'I’ve never cared about being indie or cool': Shaun Ryder talks ahead of Happy Mondays show in Birmingham
They’re one of rock’n’roll’s most rebellious bands.
Happy Mondays lived a chaotic sex’n’drugs’n’rock’n’roll lifestyle as they put Madchester on the map.
Shaun Ryder and Bez blew many young minds with tracks like Kinky Afro, Step On, Wrote For Luck and Loose Fit in their late 80s, early 90s heyday.
They are back on the road to cement their status as one of Britain’s most treasured bands with a marathon headline tour, and reach Birmingham Institute tomorrow.
Ryder has been very open about his drug-fuelled rise to stardom.
“I don’t really regret anything about my youth,” he says. “I was never an intravenous-drug user and I didn’t have to make the same choices a lot of my friends had to make.
“I never had to choose between heroin and paying my bills. I never had to choose between drugs and food or clothes or toothpaste. I was lucky.”
These days, he’s more interested in looking after his young family than raving. He goes straight home after shows and has been clean for many years, having cycled long distances in his successful battle to get off drugs.
“I think I’m a really good dad,” he continues. “This time around anyway. I’ve got kids who are hitting 30. I was a kid having kids when I had them, and I said things and let them see things that I shouldn’t have. But since I started again – I’ve now got a 10-year-old and an 11-year-old – I have become a proper dad. The idea of drugs or that kind of lifestyle isn’t something that comes anywhere near them. We don’t even have any booze in our house. We won’t let our kids go to a children’s party if it’s in a pub.”
Ryder was motivated by a desire to break out of the poverty that he knew in Manchester. He had no interest in his band being cool; he just wanted to write great tunes, have a good time and earn an honest living. There were plenty of difficulties along the way, but he’s entered a new phase of his career where he can enjoy the stability that success brings while still getting his kicks on stage.

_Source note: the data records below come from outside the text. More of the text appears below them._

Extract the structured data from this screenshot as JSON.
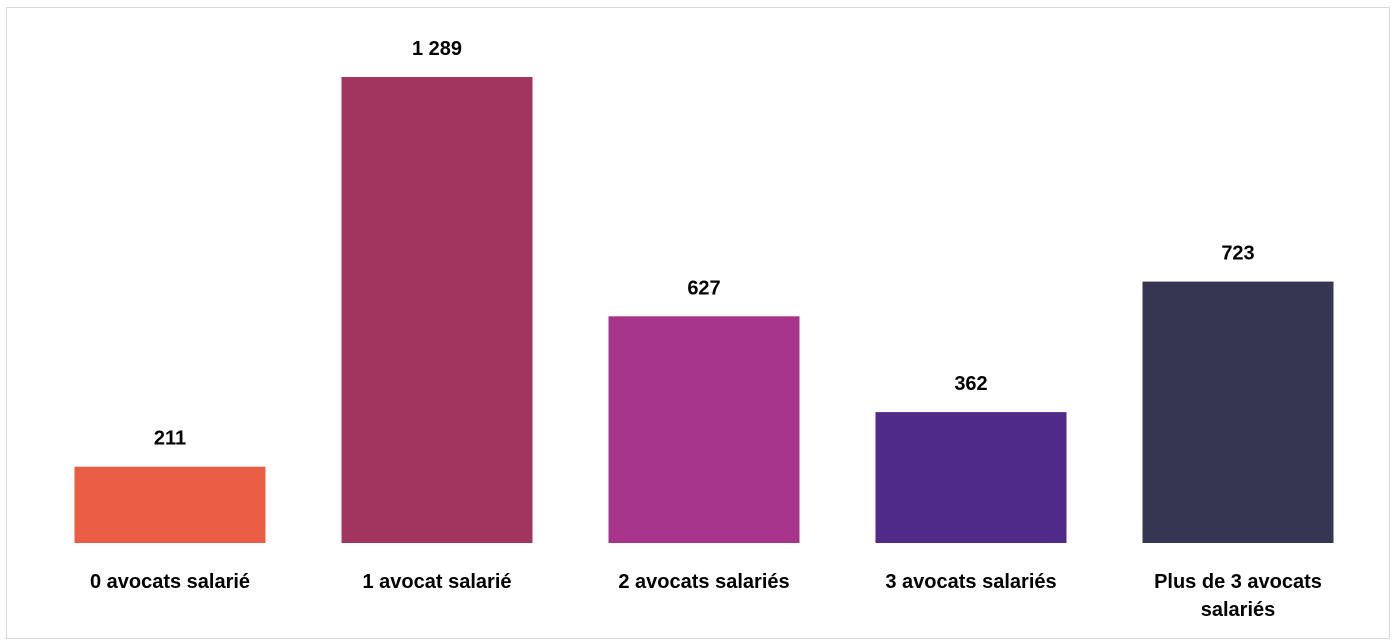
{
  "chart_data": {
    "type": "bar",
    "categories": [
      [
        "0 avocats salarié"
      ],
      [
        "1 avocat salarié"
      ],
      [
        "2 avocats salariés"
      ],
      [
        "3 avocats salariés"
      ],
      [
        "Plus de 3 avocats",
        "salariés"
      ]
    ],
    "values": [
      211,
      1289,
      627,
      362,
      723
    ],
    "value_labels": [
      "211",
      "1 289",
      "627",
      "362",
      "723"
    ],
    "colors": [
      "#e95e44",
      "#a2355e",
      "#a6348b",
      "#502a89",
      "#363652"
    ],
    "title": "",
    "xlabel": "",
    "ylabel": "",
    "ylim": [
      0,
      1400
    ],
    "grid": false,
    "legend": "none"
  }
}
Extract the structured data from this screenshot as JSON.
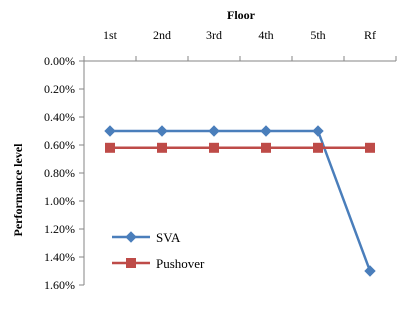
{
  "chart_data": {
    "type": "line",
    "title": "",
    "xlabel": "Floor",
    "ylabel": "Performance level",
    "categories": [
      "1st",
      "2nd",
      "3rd",
      "4th",
      "5th",
      "Rf"
    ],
    "x_axis_position": "top",
    "y_reversed": true,
    "ylim": [
      0,
      1.6
    ],
    "y_tick_values": [
      0,
      0.2,
      0.4,
      0.6,
      0.8,
      1.0,
      1.2,
      1.4,
      1.6
    ],
    "y_tick_labels": [
      "0.00%",
      "0.20%",
      "0.40%",
      "0.60%",
      "0.80%",
      "1.00%",
      "1.20%",
      "1.40%",
      "1.60%"
    ],
    "grid": false,
    "legend_position": "bottom-left",
    "series": [
      {
        "name": "SVA",
        "values": [
          0.5,
          0.5,
          0.5,
          0.5,
          0.5,
          1.5
        ],
        "color": "#4a7ebb",
        "marker": "diamond"
      },
      {
        "name": "Pushover",
        "values": [
          0.62,
          0.62,
          0.62,
          0.62,
          0.62,
          0.62
        ],
        "color": "#be4b48",
        "marker": "square"
      }
    ]
  }
}
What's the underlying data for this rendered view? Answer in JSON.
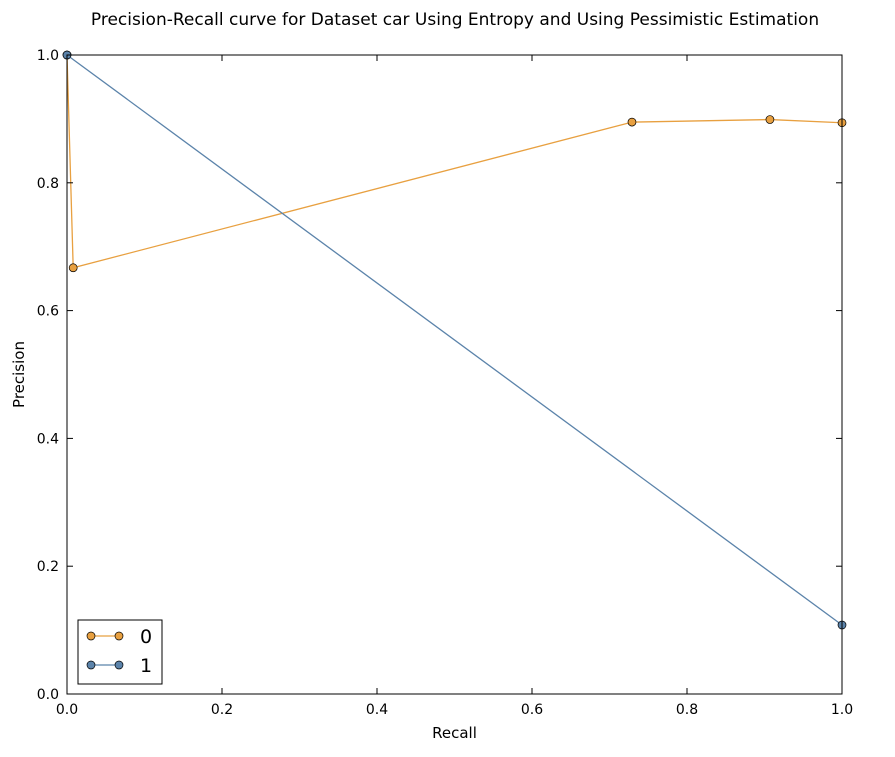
{
  "chart_data": {
    "type": "line",
    "title": "Precision-Recall curve for Dataset car Using Entropy and Using Pessimistic Estimation",
    "xlabel": "Recall",
    "ylabel": "Precision",
    "xlim": [
      0.0,
      1.0
    ],
    "ylim": [
      0.0,
      1.0
    ],
    "xticks": [
      "0.0",
      "0.2",
      "0.4",
      "0.6",
      "0.8",
      "1.0"
    ],
    "yticks": [
      "0.0",
      "0.2",
      "0.4",
      "0.6",
      "0.8",
      "1.0"
    ],
    "grid": false,
    "legend_position": "lower-left",
    "series": [
      {
        "name": "0",
        "color": "#e8a040",
        "marker": "circle",
        "x": [
          0.0,
          0.008,
          0.729,
          0.907,
          1.0
        ],
        "y": [
          1.0,
          0.667,
          0.895,
          0.899,
          0.894
        ]
      },
      {
        "name": "1",
        "color": "#5b83aa",
        "marker": "circle",
        "x": [
          0.0,
          1.0
        ],
        "y": [
          1.0,
          0.108
        ]
      }
    ]
  }
}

“I’ve never cared about being indie or cool. I wanted to be on Top of the Pops.
“Go back to the mid-80s, The Mondays were talking to Piers Morgan. None of the other bands in the scene were doing that because it wasn’t cool, but we were just so desperate not to have to go get a job in McDonald’s.

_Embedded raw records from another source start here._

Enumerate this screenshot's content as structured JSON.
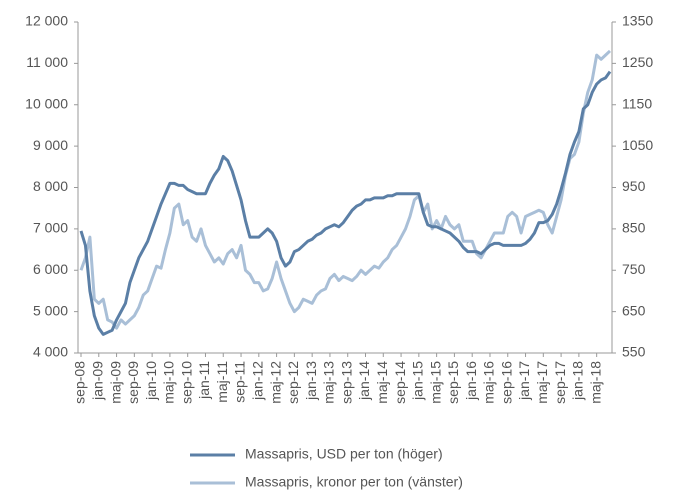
{
  "chart_data": {
    "type": "line",
    "categories": [
      "sep-08",
      null,
      null,
      null,
      "jan-09",
      null,
      null,
      null,
      "maj-09",
      null,
      null,
      null,
      "sep-09",
      null,
      null,
      null,
      "jan-10",
      null,
      null,
      null,
      "maj-10",
      null,
      null,
      null,
      "sep-10",
      null,
      null,
      null,
      "jan-11",
      null,
      null,
      null,
      "maj-11",
      null,
      null,
      null,
      "sep-11",
      null,
      null,
      null,
      "jan-12",
      null,
      null,
      null,
      "maj-12",
      null,
      null,
      null,
      "sep-12",
      null,
      null,
      null,
      "jan-13",
      null,
      null,
      null,
      "maj-13",
      null,
      null,
      null,
      "sep-13",
      null,
      null,
      null,
      "jan-14",
      null,
      null,
      null,
      "maj-14",
      null,
      null,
      null,
      "sep-14",
      null,
      null,
      null,
      "jan-15",
      null,
      null,
      null,
      "maj-15",
      null,
      null,
      null,
      "sep-15",
      null,
      null,
      null,
      "jan-16",
      null,
      null,
      null,
      "maj-16",
      null,
      null,
      null,
      "sep-16",
      null,
      null,
      null,
      "jan-17",
      null,
      null,
      null,
      "maj-17",
      null,
      null,
      null,
      "sep-17",
      null,
      null,
      null,
      "jan-18",
      null,
      null,
      null,
      "maj-18",
      null,
      null,
      null
    ],
    "series": [
      {
        "name": "Massapris, USD per ton (höger)",
        "color": "#5b7fa6",
        "axis": "y2",
        "values": [
          845,
          810,
          700,
          640,
          610,
          595,
          600,
          605,
          630,
          650,
          670,
          720,
          750,
          780,
          800,
          820,
          850,
          880,
          910,
          935,
          960,
          960,
          955,
          955,
          945,
          940,
          935,
          935,
          935,
          960,
          980,
          995,
          1025,
          1015,
          990,
          955,
          920,
          870,
          830,
          830,
          830,
          840,
          850,
          840,
          820,
          780,
          760,
          770,
          795,
          800,
          810,
          820,
          825,
          835,
          840,
          850,
          855,
          860,
          855,
          865,
          880,
          895,
          905,
          910,
          920,
          920,
          925,
          925,
          925,
          930,
          930,
          935,
          935,
          935,
          935,
          935,
          935,
          890,
          860,
          855,
          855,
          850,
          845,
          840,
          830,
          820,
          805,
          795,
          795,
          795,
          790,
          800,
          810,
          815,
          815,
          810,
          810,
          810,
          810,
          810,
          815,
          825,
          840,
          865,
          865,
          870,
          885,
          910,
          945,
          985,
          1030,
          1060,
          1085,
          1140,
          1150,
          1180,
          1200,
          1210,
          1215,
          1230
        ]
      },
      {
        "name": "Massapris, kronor per ton (vänster)",
        "color": "#a9bfd7",
        "values": [
          6000,
          6300,
          6800,
          5300,
          5200,
          5300,
          4800,
          4750,
          4600,
          4800,
          4700,
          4800,
          4900,
          5100,
          5400,
          5500,
          5800,
          6100,
          6050,
          6500,
          6900,
          7500,
          7600,
          7100,
          7200,
          6800,
          6700,
          7000,
          6600,
          6400,
          6200,
          6300,
          6150,
          6400,
          6500,
          6300,
          6600,
          6000,
          5900,
          5700,
          5700,
          5500,
          5550,
          5800,
          6200,
          5800,
          5500,
          5200,
          5000,
          5100,
          5300,
          5250,
          5200,
          5400,
          5500,
          5550,
          5800,
          5900,
          5750,
          5850,
          5800,
          5750,
          5850,
          6000,
          5900,
          6000,
          6100,
          6050,
          6200,
          6300,
          6500,
          6600,
          6800,
          7000,
          7300,
          7700,
          7800,
          7400,
          7600,
          7000,
          7200,
          7000,
          7300,
          7100,
          7000,
          7100,
          6700,
          6700,
          6700,
          6400,
          6300,
          6500,
          6700,
          6900,
          6900,
          6900,
          7300,
          7400,
          7300,
          6900,
          7300,
          7350,
          7400,
          7450,
          7400,
          7100,
          6900,
          7300,
          7700,
          8300,
          8700,
          8800,
          9100,
          9800,
          10300,
          10600,
          11200,
          11100,
          11200,
          11300
        ]
      }
    ],
    "ylim": [
      4000,
      12000
    ],
    "yticks": [
      {
        "value": 4000,
        "label": "4 000"
      },
      {
        "value": 5000,
        "label": "5 000"
      },
      {
        "value": 6000,
        "label": "6 000"
      },
      {
        "value": 7000,
        "label": "7 000"
      },
      {
        "value": 8000,
        "label": "8 000"
      },
      {
        "value": 9000,
        "label": "9 000"
      },
      {
        "value": 10000,
        "label": "10 000"
      },
      {
        "value": 11000,
        "label": "11 000"
      },
      {
        "value": 12000,
        "label": "12 000"
      }
    ],
    "y2lim": [
      550,
      1350
    ],
    "y2ticks": [
      550,
      650,
      750,
      850,
      950,
      1050,
      1150,
      1250,
      1350
    ],
    "grid": false,
    "legend": "bottom"
  }
}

“I was desperate not to live in poverty. It’s why I ended up doing I’m a Celebrity in 2010. I’d seen what Big Brother had done for Bez. A man who was previously best known for playing the maracas and dancing on stage had suddenly become the most famous man in Manchester, if not the country. I wanted some of that.”
He’s grateful that he’s still allowed to get away with it and can stay young by playing songs with Happy Monday or his other band, Black Grape. The responsibilities of parenthood have brought about change for the better and he’s glad to be on the straight and narrow with a happy family to go home to after entertaining his fans.
“Men don’t have to grow up like women do. Women are expected to grow up with every year that passes. Men can get away with being kids until they’re at least 40 – I did. I was still living the same lifestyle I had been when I was 16.”. But I wasn’t a kid any more. The stuff I’d done when I was younger – drugs – had to go. My kids were getting older. The last thing I wanted to do was embarrass them.”